|Posted In||Sculpture||Artist||Joel Morrison||Duration||09 January 2014 to 15 February 2014|
|Venue||Almine Rech Gallery||Opening Hours||TUESDAY — SATURDAY / 11:00 — 19:00||Location||
|Telephone||+33 (0)1 45 83 71 90||Visit Website||alminerech.com|
Although a silver neo-classical Greek bust where anvils are bent over the head and a safety pin is placed through the nose might not be everyone’s idea of beauty, North American sculptor Joel Morrison’s star pieces for his second solo show at Almine Rech Gallery in Paris, appear to be just that.
A new body of Joel Morrison’s stainless steel assemblages will be showcased in an exhibition at the Almine Rech Gallery, Paris, up until 15 February 2014 featuring works such as Well Bred (2013), Untitled (Anvil Jaws, 2013), Disco Ball Caught in a Bear Trap (2013) and Still Crashing (2013). Morrison’s works generally tend to question our idea of beauty through their juxtaposition of everyday objects and mesmerising smoothness. The duality between ordinary objects such as neck braces, anvils, safety pins, corncobs, leather jackets and even urinal refreshers cast in stainless steel, and the artist’s command of manipulating the material, in turn creates a tug-of-war between high and low culture as it oscillates ''between high and low, minimalism and abstraction, order and chaos'', as the exhibition description aptly reads.
At first, Joel Morrison’s work might seem banal, or even grotesque; smooth shiny surfaces bear a resemblance to Jeff Koons’ oversized balloon artworks, mundane objects are seemingly randomly plopped onto a steel form and melted together to make the one sculpture. Having said that, these highly polished works combine both Pop Art and Surrealism and demonstrate the artist’s craftsmanship that go even so far as to recall the mastery of British sculptor Tony Cragg. The elevated status given to these everyday objects, just by displaying them outside of their habitual surroundings, forces us to really look at them which as the Gagosian Gallery believes produces a ''reinvented dystopia''.
Reinvented dystopia or not, for defunct Austrian artist, Franz West, Joel Morrison’s work possesses.... ''A raw reality that remains supple by being lubricated or oiled with a kind of sarcasm.'' Indeed, his sculptures look rather comical, an example being Well Bred which demonstrates the artist’s neo-classical style in which the bust dons a croissant as a moustache; a reflection of South Californian Hispanic ‘cholo’ sub-culture.

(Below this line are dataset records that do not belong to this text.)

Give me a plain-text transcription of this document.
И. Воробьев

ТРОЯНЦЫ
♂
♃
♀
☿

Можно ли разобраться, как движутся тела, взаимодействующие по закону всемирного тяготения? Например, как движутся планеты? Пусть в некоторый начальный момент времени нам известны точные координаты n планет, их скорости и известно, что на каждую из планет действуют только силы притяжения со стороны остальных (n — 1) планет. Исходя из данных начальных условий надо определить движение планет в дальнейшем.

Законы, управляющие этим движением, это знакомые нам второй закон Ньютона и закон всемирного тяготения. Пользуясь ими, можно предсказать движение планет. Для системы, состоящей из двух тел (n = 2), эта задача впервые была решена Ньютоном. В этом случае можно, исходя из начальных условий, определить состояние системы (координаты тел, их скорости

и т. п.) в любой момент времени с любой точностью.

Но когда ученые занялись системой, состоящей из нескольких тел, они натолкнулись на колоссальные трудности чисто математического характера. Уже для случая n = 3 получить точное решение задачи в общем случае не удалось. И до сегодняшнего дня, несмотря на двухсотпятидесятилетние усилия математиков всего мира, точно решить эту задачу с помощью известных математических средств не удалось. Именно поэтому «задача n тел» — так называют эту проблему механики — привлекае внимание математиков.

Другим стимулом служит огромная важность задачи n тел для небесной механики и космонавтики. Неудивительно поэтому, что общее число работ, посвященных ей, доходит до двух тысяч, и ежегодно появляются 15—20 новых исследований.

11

While Morrison makes numerous implicit cultural references and links to works by other artists, this isn’t a simple case of reading around his work in order to feel the immediate pull the sculptures exert. The flawlessly polished works reflect their surroundings like convex liquid mirrors. Despite their static nature, they are dynamic and in constant motion, where the passing reflections of those that view them create momentary shifts in their surfaces. Neither created by an industrial team, nor through machinery to reach the desired result, the result in Morrison’s work exhibits absolute mastery and skill.